One of the watershed moments in the history of the backlist was a 1979 U.S. Supreme Court ruling that restricted publishers’ ability to write down the value of unsold books sitting in their warehouses. This led to an explosion in remainder sales and a reduction (before ebooks) in the availability of backlist print books. In that era before print on demand, a reprint was rarely economical below +/- 1,000 copies, and few backlist titles could sell that quantity within a reasonable economic timeframe.

Another part of the history of the backlist involves the decline of the mass market paperback. It’s worth a study of its own. You have to have been in this business awhile to remember the excitement when (in 1979) Bantam Books paid Crown Publishing $3.2 million for the mass market paperback rights to Judith Krantz’s Princess Daisy. Frontlist hardcovers became frontlist paperbacks.

These days the original publisher will almost always retain paperback rights, making the backlist more of an organic whole within a publisher’s list. Trying to coordinate backlist promotion through multiple independent publishers is always a challenge. (The alert reader will note that both Bantam and Crown are now part of Penguin Random House, but that’s another story.)

The Role of Booksellers in the Backlist

Booksellers, independent and chain, play an important role in supplying readers with backlist books, and are justifiably proud of this responsibility. They champion favorite books that may find few champions elsewhere. They are an important source of discovery. But their role has to be viewed within the much wider bookselling ecosystem, in which, at least by percentage of books sold each year, they play a relatively minor part (perhaps 20% with independent and chain combined).

There was a time when chain booksellers spoke proudly of their support of backlist tiles. In a 2006 New York Times article, a Barnes & Noble executive is quoted as saying that the backlist accounted for two-third of sales at the chain. “It’s what the business is built on,” he told the reporter.
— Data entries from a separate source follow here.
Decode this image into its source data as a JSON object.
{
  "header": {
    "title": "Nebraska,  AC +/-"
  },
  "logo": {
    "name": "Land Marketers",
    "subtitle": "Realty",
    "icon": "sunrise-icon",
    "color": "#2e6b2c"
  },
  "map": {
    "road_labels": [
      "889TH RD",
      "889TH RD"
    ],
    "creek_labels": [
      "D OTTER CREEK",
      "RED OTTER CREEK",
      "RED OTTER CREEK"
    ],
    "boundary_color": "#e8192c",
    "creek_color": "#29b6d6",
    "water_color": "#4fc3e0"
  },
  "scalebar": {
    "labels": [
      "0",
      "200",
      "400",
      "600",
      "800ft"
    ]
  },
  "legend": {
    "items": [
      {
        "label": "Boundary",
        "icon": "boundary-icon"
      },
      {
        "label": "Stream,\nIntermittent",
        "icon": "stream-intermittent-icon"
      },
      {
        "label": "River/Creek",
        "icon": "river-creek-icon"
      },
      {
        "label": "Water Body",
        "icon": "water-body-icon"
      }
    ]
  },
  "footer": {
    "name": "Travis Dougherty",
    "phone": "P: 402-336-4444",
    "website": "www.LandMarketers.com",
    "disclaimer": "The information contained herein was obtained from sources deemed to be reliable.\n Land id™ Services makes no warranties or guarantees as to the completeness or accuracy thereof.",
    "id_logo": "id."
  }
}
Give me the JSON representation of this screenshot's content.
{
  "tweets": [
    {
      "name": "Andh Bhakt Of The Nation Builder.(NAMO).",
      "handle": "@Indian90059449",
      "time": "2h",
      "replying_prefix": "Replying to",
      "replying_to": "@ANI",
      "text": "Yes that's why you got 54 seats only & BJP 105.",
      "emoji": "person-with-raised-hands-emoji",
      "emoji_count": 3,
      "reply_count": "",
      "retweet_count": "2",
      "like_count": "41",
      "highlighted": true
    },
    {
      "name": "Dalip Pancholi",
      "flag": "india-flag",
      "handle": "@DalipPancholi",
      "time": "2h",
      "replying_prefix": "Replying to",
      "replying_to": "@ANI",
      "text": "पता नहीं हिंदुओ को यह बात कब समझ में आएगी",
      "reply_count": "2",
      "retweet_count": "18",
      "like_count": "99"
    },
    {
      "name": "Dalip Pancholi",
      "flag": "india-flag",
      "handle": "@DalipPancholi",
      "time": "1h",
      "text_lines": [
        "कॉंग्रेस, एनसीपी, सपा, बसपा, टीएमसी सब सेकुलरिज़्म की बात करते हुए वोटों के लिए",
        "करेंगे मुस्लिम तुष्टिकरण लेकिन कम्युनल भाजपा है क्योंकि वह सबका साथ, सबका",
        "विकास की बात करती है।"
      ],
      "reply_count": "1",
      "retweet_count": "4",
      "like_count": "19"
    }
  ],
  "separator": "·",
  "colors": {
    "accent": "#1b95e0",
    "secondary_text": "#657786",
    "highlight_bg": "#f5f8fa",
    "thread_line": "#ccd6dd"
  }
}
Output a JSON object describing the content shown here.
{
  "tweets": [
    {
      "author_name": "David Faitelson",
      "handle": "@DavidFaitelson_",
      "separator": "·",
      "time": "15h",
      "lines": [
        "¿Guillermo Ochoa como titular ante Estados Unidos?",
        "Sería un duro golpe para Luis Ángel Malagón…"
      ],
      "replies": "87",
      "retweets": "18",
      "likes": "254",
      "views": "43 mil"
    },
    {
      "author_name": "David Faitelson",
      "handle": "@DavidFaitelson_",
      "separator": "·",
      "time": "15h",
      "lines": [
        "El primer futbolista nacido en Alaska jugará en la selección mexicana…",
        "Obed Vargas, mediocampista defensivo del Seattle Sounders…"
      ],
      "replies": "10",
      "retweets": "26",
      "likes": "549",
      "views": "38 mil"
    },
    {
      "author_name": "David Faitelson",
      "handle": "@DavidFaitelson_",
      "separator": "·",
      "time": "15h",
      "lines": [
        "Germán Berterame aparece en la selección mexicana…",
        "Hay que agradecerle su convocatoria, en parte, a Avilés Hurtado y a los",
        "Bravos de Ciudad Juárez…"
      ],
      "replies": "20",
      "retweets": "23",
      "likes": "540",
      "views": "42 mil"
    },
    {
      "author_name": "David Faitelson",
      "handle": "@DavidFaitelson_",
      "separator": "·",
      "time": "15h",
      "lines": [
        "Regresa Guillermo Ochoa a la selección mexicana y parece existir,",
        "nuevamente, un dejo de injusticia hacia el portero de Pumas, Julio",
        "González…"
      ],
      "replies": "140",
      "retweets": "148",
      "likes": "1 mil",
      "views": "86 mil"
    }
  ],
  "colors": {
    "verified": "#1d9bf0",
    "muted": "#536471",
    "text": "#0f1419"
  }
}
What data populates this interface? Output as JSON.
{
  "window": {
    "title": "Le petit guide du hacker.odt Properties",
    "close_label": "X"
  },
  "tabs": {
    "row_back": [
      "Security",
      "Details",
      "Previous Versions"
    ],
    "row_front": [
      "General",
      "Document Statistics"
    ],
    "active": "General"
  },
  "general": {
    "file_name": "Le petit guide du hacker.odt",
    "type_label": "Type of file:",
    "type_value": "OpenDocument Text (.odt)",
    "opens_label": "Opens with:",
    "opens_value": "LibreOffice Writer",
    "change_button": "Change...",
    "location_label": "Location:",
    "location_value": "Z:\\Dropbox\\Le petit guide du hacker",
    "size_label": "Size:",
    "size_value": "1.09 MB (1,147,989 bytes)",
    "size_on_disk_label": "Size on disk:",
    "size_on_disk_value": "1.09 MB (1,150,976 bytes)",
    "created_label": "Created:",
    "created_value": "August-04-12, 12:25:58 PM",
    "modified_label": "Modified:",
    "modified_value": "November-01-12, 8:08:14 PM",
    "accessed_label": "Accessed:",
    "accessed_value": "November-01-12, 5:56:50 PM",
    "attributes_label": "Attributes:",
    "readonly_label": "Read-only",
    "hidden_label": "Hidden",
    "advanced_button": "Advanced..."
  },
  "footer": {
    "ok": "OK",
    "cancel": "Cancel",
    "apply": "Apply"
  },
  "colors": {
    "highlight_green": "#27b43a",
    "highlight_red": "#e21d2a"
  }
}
But Epstein (in his book), describing the move of bookselling toward more expensive real estate in malls and downtown in large cities, pointed out that “high rent demands high turnover and high turnover requires bestsellers.”

John B. Thompson, writing in Merchants of Culture: The Publishing Business in the Twenty-First Century (1st edition 2010, 2nd edition 2012) considered the impact of the chain booksellers on the backlist at that time, an impact continuing today:

The rise of the retail chains has set in motion a series of changes that have tended to reduce the value of backlist publishing to houses…. the major retail chains have become increasingly frontlist oriented and the discount stores and supermarkets, which have become increasingly important players in the retail market for books, are strongly oriented towards frontlist bestsellers.

An analyst’s report from 2004 put it this way: “Sales of backlist titles will continue to suffer as long as chains continue to gain market share while insisting on carrying selective new list titles/ bestsellers and aggressively monitoring backlist inventory turn.”

In his recently-published Book Wars (Polity Press, May 2021), Thompson looks at how the subsequent decline in chain bookselling further impacted the fortunes of the backlist: “visibility that (could) be achieved for books has shifted from the physical, front-of-store visibility to visibility in the online space.” It’s easy to lose sight of the full extent of that shift.

In 2006, Barnes & Noble, then the largest bookseller in the US, was operating 723 bookstores across the United States, which included 695 superstores and 98 mall stores operating under the B. Dalton brand; the Borders Group was operating around 1,063 bookstores in the US at that time, including 499 superstores and 564 mall-based Waldenbooks stores. Ten years later, in 2016, Barnes & Noble was still operating 640 stores but it had closed all the B. Dalton stores; Borders had gone bankrupt in 2011 and nearly all of its stores had been liquidated.

The increase in the number of independent bookstores over the last decade is roughly 35% — (though with some 50% more locations). But they still represent less than 5% of books sold, and have failed to replace the display space lost to the chain closures.

Postscript: Will the last big chain renew its support for the backlist? In early April 2021, Barnes & Noble CEO James Daunt said in a presentation that the chain was “especially keen to add more backlist, an area he admitted B&N had been neglecting.”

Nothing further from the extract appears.